The Power
I completely failed to notice that Amazon have just started streaming their adaptation of Naomi Alderman’s The Power.
I remember Naomi Alderman mentioning in the podcast she used to do with Adrian Hon and Andrea Phillips, The Cultures, that she’d been in discussions with producers for a TV adaptation of her story, but as that podcast has been inactive for a couple of years now I’d lost track of developments. In truth, Amazon’s track record of original shows is getting to be a case of quantity over quality, so I didn’t make the connection when a new show called “The Power” showed up in Prime Video.
Four episodes of The Power have been released so far, and it looks very promising. A world where teenaged girls find themselves able to manifest their stress and anger by developing an ability to deliver electrical shocks. As the story begins this is an emerging phenomenon, so nobody has much of a handle on what’s causing this new power or how far young women can control it.
Interesting to see where they go with this, depicting the early stages of a world where the balance of power between the sexes is starting to shift but nobody quite knows what this will mean. One of our regular characters Tunde, a Nigerian rookie journalist, ends episode four narrating scenes from the footage he’s just shot in Saudi Arabia of women flexing their new-found powers and reacting with optimism that humans are about to have a “bright rebirth.”

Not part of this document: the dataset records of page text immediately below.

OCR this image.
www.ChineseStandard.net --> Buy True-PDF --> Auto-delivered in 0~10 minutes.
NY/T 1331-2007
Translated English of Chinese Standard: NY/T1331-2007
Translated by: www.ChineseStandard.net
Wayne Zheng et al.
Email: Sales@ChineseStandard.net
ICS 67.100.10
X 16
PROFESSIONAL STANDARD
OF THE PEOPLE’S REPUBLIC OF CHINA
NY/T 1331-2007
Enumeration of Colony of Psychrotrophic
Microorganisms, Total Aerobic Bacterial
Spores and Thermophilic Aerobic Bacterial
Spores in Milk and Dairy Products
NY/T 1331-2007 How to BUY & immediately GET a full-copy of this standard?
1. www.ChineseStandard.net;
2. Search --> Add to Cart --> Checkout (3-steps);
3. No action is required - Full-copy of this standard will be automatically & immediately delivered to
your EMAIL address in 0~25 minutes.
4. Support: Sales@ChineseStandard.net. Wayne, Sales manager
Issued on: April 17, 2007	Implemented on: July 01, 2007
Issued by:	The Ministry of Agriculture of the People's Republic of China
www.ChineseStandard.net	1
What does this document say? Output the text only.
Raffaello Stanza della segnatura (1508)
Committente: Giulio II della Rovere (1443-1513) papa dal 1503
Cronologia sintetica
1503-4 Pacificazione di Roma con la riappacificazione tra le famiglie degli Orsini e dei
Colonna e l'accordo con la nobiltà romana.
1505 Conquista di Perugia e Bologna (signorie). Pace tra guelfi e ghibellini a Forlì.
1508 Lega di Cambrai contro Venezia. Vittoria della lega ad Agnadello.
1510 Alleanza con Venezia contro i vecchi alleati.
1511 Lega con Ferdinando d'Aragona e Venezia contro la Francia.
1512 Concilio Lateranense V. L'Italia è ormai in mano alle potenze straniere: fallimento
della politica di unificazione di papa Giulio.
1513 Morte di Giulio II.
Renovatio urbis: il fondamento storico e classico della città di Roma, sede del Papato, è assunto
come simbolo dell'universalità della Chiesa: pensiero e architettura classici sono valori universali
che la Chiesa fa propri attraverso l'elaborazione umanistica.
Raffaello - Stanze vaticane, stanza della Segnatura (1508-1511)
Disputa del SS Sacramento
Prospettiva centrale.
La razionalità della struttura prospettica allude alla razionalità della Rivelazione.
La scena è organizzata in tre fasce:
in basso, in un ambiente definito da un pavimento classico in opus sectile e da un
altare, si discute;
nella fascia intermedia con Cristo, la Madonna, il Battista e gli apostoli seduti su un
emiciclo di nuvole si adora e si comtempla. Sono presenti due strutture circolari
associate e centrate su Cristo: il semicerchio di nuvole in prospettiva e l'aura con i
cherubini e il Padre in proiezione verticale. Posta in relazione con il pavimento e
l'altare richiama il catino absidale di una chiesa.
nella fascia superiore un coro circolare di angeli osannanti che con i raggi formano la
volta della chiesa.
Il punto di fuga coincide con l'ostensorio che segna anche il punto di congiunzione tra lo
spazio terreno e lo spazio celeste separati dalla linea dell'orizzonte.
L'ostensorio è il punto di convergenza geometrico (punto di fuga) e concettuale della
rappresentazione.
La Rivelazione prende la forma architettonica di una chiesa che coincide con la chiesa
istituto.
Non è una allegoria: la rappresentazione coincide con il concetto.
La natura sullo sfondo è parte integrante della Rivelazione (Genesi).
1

It seems pretty clear that by the end of this first nine-episode season some of the complications of such a radical redressing of the balance of power will have manifested themselves. The show looks more promising than anything I’ve seen recently from Amazon in the speculative fiction genre. I hope The Power does better that Paper Girls and at least gets multiple seasons to make a mark on the universe.
Barring a few familiar faces whose characters are already authority figures - Toni Collette, John Leguizamo, Eddie Marsan, Josh Charles - the show is largely being carried by a young cast whose previous work I’m not particularly familiar with. I hope to get the chance to come to know know some of their characters over the course of a few seasons.